Below is a list of the minimal standards essential for students' successful future learning in mathematics. The essential minimum requirements provide the basis on which individual support plans will be devised.

### Essential minimum requirements at the end of grade 2

The student must:

• be able to add and subtract numbers to 100 (when crossing ten, concrete materials and written calculation strategies may be used).
• have memorised addition facts up to 20 and their inversions.
• have memorised the core multiplication facts up to 100 and their inversions.
• be able to deduce other multiplication and division facts using the core facts or using other strategies to work them out.
• demonstrate basic skills of dealing with data (measuring lengths, representing the value of money, reading time).

### Essential minimum requirements at the end of grade 4

The student must:

• have memorised addition and subtraction facts up to 20 and multiplication facts and their inversions up to 100 (end of first semester of grade 3).
• understand written addition, subtraction, multiplication and division strategies and be able to use them.
• demonstrate basic knowledge of money, length, time, weight and volume (mm, cm, dm, m, km, d, h, s, min, t, kg, lbs, gr, l, ml, Euro, Cent).
• demonstrate basic geometrical skills such as drawing, dissection and construction, symmetry.

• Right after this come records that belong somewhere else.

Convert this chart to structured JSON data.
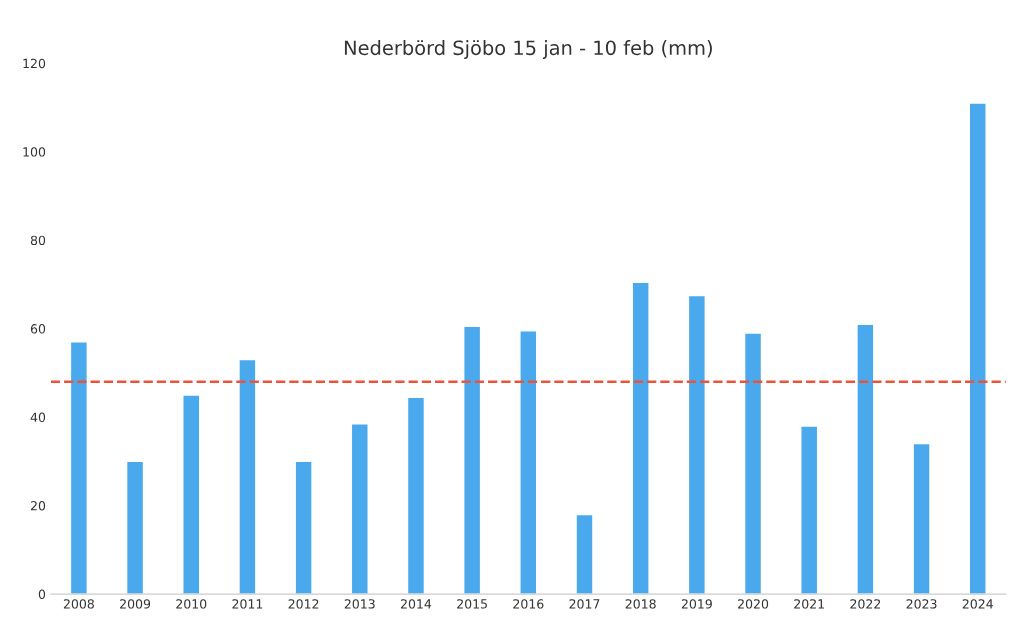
{
  "chart_data": {
    "type": "bar",
    "title": "Nederbörd Sjöbo 15 jan - 10 feb (mm)",
    "categories": [
      "2008",
      "2009",
      "2010",
      "2011",
      "2012",
      "2013",
      "2014",
      "2015",
      "2016",
      "2017",
      "2018",
      "2019",
      "2020",
      "2021",
      "2022",
      "2023",
      "2024"
    ],
    "values": [
      57,
      30,
      45,
      53,
      30,
      38.5,
      44.5,
      60.5,
      59.5,
      18,
      70.5,
      67.5,
      59,
      38,
      61,
      34,
      111
    ],
    "color": "#4aa8ec",
    "ylim": [
      0,
      120
    ],
    "yticks": [
      0,
      20,
      40,
      60,
      80,
      100,
      120
    ],
    "grid": false,
    "ref_lines": [
      {
        "axis": "y",
        "value": 48,
        "color": "#e8553a",
        "line_style": "dashed"
      }
    ]
  }
}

### Essential minimum requirements at the end of grade 6

The student must:

• be able to use addition, subtraction, multiplication and division strategies with fractions; recognize and utilize links between these operations, understand and use equivalent fractions.
• be able to round and estimate numbers, taking into consideration the context of these numbers.
• demonstrate basic knowledge of money, length, time, weight, area and volume (eg. cm2, dm2, m2, a, ha, km2, mm3, cm3, dm3, m3, l, ml) and basic knowledge and skills needed to solve contextualised mathematical problems (e.g. measuring, estimating, comparing, converting, calculating.)
• be able to determine the area of two-dimensional shapes, volume of cubes and rectangular prisms.
• be able to name basic geometric shapes and describe their characteristics.
• be able to recognise and describe different types of angles, draw angles accurately and estimate the size of angles.
• be able to read and interpret data from texts, tables, pictures and diagrams.

Approved by the Mathematics Department.